Superare questa frattura significa riscoprire la nostra umanità più profonda, quella che non si accontenta di calcoli utilitaristici ma sa riconoscere a far vivere valori e significati. Significa rimettere insieme la ragione che efficientata e la saggezza che orienta, la capacità di innovare e la capacità di prendersi cura. Significa, in definitiva, ricomporre ciò che abbiamo spezzato: l’unità tra il pensare e il sentire, tra l’individuo e la comunità, tra l’essere umano e la terra.
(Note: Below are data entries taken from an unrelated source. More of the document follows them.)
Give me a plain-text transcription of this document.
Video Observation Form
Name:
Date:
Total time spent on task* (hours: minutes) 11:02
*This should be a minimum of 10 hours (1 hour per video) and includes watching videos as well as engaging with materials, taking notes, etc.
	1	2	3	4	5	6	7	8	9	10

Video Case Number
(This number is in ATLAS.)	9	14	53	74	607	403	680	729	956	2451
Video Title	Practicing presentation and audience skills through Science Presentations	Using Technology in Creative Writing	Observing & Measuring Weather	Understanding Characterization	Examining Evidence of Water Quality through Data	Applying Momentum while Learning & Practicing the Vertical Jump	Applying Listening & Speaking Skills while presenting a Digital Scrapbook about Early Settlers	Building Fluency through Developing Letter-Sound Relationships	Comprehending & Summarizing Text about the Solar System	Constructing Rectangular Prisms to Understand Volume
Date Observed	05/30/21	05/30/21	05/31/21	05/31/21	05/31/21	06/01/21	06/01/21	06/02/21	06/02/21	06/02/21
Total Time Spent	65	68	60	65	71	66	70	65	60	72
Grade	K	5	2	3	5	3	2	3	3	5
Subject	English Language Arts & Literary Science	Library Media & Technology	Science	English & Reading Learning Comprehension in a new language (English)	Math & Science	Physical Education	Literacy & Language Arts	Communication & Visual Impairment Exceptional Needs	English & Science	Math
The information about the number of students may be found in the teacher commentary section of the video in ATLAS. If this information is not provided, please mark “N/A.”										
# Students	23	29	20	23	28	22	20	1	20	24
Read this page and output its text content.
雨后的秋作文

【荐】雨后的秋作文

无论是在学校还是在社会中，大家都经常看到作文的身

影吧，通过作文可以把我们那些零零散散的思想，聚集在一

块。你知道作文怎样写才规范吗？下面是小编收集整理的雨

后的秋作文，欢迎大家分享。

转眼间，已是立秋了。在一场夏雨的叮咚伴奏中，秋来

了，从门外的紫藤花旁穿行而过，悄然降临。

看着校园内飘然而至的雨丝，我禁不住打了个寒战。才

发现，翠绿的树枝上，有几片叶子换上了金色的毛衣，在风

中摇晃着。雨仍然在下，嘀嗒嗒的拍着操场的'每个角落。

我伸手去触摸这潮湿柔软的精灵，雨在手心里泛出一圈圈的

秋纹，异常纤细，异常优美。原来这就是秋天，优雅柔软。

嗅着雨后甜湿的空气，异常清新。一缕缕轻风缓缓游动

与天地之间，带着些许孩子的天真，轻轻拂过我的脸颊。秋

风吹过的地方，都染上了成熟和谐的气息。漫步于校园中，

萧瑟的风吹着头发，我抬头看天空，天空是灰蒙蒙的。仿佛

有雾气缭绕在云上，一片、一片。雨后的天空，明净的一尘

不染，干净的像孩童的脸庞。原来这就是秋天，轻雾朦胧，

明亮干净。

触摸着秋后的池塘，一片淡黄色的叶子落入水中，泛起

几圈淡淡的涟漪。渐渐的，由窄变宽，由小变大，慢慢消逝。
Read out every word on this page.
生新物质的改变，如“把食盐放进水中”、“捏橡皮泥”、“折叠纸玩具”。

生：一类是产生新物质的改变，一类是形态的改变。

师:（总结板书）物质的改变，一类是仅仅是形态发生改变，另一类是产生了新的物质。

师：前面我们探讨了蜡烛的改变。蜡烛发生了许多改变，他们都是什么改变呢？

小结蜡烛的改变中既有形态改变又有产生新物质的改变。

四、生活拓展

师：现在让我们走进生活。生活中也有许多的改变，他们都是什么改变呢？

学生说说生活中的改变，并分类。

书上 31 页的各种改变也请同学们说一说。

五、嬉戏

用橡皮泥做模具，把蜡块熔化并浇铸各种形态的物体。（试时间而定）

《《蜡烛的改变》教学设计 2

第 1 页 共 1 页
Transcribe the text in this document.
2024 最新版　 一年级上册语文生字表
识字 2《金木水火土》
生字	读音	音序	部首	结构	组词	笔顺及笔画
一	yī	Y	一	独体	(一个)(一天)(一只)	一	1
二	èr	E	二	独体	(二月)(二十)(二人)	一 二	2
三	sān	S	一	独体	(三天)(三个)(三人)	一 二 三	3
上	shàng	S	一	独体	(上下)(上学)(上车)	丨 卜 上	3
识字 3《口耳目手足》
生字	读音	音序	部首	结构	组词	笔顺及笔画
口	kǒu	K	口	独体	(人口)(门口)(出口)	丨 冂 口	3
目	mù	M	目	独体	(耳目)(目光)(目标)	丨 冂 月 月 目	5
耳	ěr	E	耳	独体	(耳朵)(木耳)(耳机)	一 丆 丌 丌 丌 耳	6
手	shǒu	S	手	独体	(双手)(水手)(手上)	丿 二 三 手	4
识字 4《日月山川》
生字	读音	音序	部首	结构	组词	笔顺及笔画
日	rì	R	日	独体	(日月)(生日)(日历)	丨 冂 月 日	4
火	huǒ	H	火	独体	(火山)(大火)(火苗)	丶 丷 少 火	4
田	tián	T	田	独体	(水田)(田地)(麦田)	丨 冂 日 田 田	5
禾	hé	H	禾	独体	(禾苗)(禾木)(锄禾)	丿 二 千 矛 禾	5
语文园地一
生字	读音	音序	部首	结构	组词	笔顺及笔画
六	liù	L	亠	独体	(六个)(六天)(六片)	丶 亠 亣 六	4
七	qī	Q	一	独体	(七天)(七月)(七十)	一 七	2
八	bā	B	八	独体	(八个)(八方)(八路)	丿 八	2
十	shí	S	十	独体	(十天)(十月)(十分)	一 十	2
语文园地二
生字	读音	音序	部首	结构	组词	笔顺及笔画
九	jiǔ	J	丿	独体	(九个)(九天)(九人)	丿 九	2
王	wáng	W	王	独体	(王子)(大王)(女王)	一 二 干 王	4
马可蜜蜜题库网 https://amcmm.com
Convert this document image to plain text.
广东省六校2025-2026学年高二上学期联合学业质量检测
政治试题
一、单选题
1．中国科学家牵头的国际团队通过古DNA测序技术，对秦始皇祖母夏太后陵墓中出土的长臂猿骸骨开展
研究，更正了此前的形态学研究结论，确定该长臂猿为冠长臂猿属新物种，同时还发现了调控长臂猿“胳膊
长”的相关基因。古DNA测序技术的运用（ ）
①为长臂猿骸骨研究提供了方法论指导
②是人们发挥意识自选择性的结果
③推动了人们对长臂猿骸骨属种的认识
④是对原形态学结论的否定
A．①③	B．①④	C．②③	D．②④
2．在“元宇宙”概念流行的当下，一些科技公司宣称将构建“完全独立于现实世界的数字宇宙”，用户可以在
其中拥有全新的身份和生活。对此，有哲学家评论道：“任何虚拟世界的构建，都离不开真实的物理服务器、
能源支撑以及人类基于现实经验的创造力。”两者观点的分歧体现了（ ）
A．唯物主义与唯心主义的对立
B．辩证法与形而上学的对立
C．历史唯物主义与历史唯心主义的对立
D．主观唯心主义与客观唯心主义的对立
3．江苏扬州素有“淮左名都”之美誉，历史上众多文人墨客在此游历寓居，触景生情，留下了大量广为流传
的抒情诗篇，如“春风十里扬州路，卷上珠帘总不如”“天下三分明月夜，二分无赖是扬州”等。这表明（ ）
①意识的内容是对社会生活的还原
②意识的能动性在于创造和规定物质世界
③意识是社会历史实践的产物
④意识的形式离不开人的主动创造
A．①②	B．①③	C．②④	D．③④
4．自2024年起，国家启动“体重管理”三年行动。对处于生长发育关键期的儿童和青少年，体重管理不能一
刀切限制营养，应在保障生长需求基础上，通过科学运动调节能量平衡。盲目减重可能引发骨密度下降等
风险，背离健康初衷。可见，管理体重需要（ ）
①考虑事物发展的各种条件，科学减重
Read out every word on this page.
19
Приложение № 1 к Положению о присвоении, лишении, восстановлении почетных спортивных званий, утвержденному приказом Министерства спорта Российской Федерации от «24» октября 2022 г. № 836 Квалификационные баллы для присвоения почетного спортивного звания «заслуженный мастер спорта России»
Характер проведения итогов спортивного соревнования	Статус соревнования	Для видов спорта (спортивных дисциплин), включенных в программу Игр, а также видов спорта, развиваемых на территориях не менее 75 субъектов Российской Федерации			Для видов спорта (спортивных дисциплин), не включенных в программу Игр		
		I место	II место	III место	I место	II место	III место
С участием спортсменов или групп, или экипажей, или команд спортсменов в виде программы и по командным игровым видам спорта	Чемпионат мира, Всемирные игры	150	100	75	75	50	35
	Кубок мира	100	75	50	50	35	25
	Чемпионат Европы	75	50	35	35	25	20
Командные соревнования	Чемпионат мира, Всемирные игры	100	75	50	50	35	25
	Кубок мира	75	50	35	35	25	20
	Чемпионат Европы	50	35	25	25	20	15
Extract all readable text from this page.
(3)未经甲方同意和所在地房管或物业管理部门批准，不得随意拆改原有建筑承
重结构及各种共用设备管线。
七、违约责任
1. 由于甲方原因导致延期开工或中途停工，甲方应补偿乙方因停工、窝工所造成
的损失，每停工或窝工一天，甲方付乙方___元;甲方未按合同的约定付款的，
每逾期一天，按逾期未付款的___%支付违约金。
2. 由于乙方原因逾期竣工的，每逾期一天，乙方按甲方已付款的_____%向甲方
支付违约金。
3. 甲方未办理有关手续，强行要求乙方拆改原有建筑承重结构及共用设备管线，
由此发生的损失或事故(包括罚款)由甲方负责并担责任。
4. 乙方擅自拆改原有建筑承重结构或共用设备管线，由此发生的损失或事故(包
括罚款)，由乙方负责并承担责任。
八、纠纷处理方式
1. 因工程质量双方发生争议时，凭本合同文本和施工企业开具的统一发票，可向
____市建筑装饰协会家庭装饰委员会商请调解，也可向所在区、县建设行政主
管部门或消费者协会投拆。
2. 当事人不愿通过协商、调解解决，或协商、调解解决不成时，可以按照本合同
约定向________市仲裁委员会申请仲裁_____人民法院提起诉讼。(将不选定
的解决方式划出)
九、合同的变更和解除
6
Questa la via che siamo chiamati a percorrere, ancora di più al tempo dell’Intelligenza Artificiale. In un mondo in cui le vecchie ricette non funzionano più, in cui la sola crescita economica non porta giustizia e la sola innovazione tecnologica non porta pace, ciò che più va coltivato è una cultura della responsabilità, della cura, della solidarietà. 

Ci sono dunque buone ragioni per non rassegnarci. È infatti nell’alleanza tra la lucidità della ragione e la profondità della saggezza spirituale che è possibile spezzare le catene della violenza, ridare equilibrio al pianeta, sanare le ingiustizie e accogliere l’altro come parte di noi. Non è un sogno ingenuo: è la sfida più concreta e necessaria che il nostro tempo ci affida. Sta a noi raccoglierla.